Vito Corleone and his fictional mobsters ran protection rackets, gambling dens and any number of illegal businesses. But the Godfather never got into the funeral business.
He may have been missing a trick, if the experience of a Shanghai gang boss is anything to go by.
The China Daily reports that Zhou Wangcheng employed 18 local henchmen to terrorise rivals and monopolise the local funeral business.
With 100,000 people dying in Shanghai each year, funerals are big business. Zhou, whose nickname is Little Tiger, wanted to dominate it – and succeeded in doing through his reign of intimidation.
Little Tiger started out small enough. He opened his firm in 1999, and initially sold wreaths. But he soon concluded that the real money was to be made selling caskets and arranging post-funeral feasts.

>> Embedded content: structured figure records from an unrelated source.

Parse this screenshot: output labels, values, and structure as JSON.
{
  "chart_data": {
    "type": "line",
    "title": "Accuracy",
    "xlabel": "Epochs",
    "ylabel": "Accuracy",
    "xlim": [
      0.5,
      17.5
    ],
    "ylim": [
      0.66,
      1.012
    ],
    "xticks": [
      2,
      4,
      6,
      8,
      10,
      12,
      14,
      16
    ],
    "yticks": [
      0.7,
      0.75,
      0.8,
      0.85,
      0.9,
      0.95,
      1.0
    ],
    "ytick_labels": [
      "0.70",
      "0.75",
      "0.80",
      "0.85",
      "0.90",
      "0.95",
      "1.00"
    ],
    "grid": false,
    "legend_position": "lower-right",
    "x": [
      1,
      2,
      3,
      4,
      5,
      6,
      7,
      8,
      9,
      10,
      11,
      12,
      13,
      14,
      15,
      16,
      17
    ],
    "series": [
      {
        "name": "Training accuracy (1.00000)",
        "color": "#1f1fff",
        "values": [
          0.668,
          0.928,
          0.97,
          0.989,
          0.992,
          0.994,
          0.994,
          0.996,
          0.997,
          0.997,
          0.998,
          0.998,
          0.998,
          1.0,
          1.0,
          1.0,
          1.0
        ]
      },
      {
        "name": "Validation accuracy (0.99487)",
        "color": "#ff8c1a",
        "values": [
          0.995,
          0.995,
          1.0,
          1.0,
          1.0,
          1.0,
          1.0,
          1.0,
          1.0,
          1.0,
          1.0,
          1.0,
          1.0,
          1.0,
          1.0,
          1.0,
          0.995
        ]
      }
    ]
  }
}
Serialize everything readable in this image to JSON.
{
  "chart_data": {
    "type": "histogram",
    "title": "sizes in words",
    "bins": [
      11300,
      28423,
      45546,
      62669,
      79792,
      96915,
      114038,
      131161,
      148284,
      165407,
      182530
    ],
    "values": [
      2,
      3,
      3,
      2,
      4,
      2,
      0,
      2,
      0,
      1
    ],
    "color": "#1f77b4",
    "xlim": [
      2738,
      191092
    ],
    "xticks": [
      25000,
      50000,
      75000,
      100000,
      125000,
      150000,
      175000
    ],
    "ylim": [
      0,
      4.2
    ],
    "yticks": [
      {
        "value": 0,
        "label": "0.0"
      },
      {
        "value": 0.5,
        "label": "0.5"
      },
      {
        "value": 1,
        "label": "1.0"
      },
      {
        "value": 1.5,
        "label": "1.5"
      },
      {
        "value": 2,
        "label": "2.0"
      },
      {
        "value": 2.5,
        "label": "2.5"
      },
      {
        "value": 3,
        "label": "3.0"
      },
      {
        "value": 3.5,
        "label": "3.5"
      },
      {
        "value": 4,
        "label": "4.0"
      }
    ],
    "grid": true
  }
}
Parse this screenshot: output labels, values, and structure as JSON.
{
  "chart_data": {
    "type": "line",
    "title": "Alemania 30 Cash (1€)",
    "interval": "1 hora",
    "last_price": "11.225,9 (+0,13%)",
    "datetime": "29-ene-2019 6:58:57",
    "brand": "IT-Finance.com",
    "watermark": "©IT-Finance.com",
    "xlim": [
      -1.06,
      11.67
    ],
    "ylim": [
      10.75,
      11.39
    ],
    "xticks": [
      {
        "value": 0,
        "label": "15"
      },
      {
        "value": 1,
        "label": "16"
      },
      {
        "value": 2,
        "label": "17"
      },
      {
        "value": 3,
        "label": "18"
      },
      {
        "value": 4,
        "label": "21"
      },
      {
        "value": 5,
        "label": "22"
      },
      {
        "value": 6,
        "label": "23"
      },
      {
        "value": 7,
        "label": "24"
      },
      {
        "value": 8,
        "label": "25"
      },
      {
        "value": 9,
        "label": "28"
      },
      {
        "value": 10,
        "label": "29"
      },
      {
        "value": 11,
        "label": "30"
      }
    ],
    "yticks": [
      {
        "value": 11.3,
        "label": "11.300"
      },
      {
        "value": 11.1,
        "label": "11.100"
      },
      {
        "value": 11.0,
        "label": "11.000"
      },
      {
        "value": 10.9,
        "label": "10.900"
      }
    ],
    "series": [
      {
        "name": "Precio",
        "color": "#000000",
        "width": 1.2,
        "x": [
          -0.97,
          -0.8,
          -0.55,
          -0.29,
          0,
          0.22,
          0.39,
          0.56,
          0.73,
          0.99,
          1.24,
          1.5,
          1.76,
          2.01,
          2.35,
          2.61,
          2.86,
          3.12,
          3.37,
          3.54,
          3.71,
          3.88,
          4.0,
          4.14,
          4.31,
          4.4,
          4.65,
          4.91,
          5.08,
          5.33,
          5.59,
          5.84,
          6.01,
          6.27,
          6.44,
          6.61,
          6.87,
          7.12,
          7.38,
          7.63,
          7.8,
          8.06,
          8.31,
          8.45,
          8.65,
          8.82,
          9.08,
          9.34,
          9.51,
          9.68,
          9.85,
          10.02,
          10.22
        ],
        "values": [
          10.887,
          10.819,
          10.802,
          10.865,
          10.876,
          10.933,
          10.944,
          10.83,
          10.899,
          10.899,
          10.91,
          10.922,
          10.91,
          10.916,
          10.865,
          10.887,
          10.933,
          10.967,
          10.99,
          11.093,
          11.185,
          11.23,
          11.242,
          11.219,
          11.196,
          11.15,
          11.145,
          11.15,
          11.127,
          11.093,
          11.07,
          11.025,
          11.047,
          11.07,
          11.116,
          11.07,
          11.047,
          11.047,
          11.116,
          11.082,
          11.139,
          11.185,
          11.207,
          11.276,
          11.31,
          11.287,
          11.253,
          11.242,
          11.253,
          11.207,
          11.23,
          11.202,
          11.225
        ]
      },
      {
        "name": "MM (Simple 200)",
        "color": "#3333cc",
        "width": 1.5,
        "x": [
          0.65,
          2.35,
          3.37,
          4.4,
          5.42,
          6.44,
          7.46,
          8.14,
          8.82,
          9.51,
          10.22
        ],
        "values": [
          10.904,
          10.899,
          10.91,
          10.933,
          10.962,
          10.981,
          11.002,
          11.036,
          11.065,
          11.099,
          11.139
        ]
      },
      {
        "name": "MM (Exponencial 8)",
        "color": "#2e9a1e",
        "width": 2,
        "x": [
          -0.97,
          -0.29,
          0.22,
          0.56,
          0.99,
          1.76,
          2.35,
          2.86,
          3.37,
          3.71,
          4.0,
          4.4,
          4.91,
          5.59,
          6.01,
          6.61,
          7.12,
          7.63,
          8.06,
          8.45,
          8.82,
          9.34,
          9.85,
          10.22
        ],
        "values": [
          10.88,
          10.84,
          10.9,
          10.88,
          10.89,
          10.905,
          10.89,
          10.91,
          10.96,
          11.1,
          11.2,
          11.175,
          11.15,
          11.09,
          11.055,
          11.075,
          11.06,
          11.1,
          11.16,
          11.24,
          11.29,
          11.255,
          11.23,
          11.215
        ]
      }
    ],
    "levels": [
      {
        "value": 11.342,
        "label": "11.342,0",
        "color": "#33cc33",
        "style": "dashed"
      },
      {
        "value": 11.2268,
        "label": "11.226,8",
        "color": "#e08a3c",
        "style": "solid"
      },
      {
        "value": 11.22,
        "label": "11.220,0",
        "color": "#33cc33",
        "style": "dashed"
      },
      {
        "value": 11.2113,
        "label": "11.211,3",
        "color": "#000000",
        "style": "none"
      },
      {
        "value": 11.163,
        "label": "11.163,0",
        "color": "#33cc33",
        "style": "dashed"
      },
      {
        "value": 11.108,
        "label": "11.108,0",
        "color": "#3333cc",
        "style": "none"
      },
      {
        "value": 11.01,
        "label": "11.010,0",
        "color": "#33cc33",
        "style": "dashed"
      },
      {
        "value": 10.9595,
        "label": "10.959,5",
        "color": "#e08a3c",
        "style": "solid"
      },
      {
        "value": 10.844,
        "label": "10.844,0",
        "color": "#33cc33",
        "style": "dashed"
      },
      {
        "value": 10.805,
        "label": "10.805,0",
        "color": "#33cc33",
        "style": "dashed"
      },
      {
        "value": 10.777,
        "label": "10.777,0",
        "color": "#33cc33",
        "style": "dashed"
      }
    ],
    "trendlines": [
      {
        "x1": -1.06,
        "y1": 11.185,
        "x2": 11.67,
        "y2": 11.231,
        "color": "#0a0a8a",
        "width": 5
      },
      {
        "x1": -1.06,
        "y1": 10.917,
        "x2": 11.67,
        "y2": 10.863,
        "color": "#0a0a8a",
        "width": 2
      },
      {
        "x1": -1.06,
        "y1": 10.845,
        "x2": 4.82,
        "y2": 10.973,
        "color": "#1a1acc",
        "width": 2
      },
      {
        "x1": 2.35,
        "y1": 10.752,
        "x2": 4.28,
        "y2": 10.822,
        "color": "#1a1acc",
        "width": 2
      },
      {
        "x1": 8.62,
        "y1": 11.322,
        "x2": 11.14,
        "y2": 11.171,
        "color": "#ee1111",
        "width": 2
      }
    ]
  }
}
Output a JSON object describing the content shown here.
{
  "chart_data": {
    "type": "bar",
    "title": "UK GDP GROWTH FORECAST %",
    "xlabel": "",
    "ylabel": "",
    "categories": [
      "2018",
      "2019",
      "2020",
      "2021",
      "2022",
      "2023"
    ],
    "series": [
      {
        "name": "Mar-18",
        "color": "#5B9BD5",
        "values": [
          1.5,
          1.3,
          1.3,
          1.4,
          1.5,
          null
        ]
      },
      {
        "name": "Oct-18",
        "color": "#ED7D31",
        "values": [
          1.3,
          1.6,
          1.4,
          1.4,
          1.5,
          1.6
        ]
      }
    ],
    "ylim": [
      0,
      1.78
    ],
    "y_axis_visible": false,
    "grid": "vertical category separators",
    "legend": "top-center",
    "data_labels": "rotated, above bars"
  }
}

He decided the best way to build market share was to lean on local mortuaries and hospital emergency units. This gave him a headstart on discovering the identities of the recently deceased and pitching for the funeral needs of the bereaved families. But in a city with 21 certified funeral services (plus around 80 underground operators), competition remained intense.
So Zhou hired 18 “hooligans” and paid them Rmb3,000 ($438) per month to intimidate his rivals, reports the Shanghai Daily.
In his most brazen attempt to win market share, he had his gang attack the premises of four rival services, and injure four store employees. Armed fights were also instigated – at his behest – “for territory”.
Indeed, on top of making “huge profits” from selling his caskets and organising dinners, he also extorted funds from rivals by offering them exclusive rights to ‘work’ certain hospitals – creating a sort of funereal protection racket.
Zhou was charged by the Shanghai Zhabei District People’s Court with organising a criminal gang and admitted to using bullying tactics; meanwhile his heavies pleaded guilty to joining the gang. A verdict is still pending.
In the wake of the various revelations about the ‘Tombfather’, Shanghai’s municipal civil affairs bureau has announced that it is drafting a revised law to regulate the funeral services sector.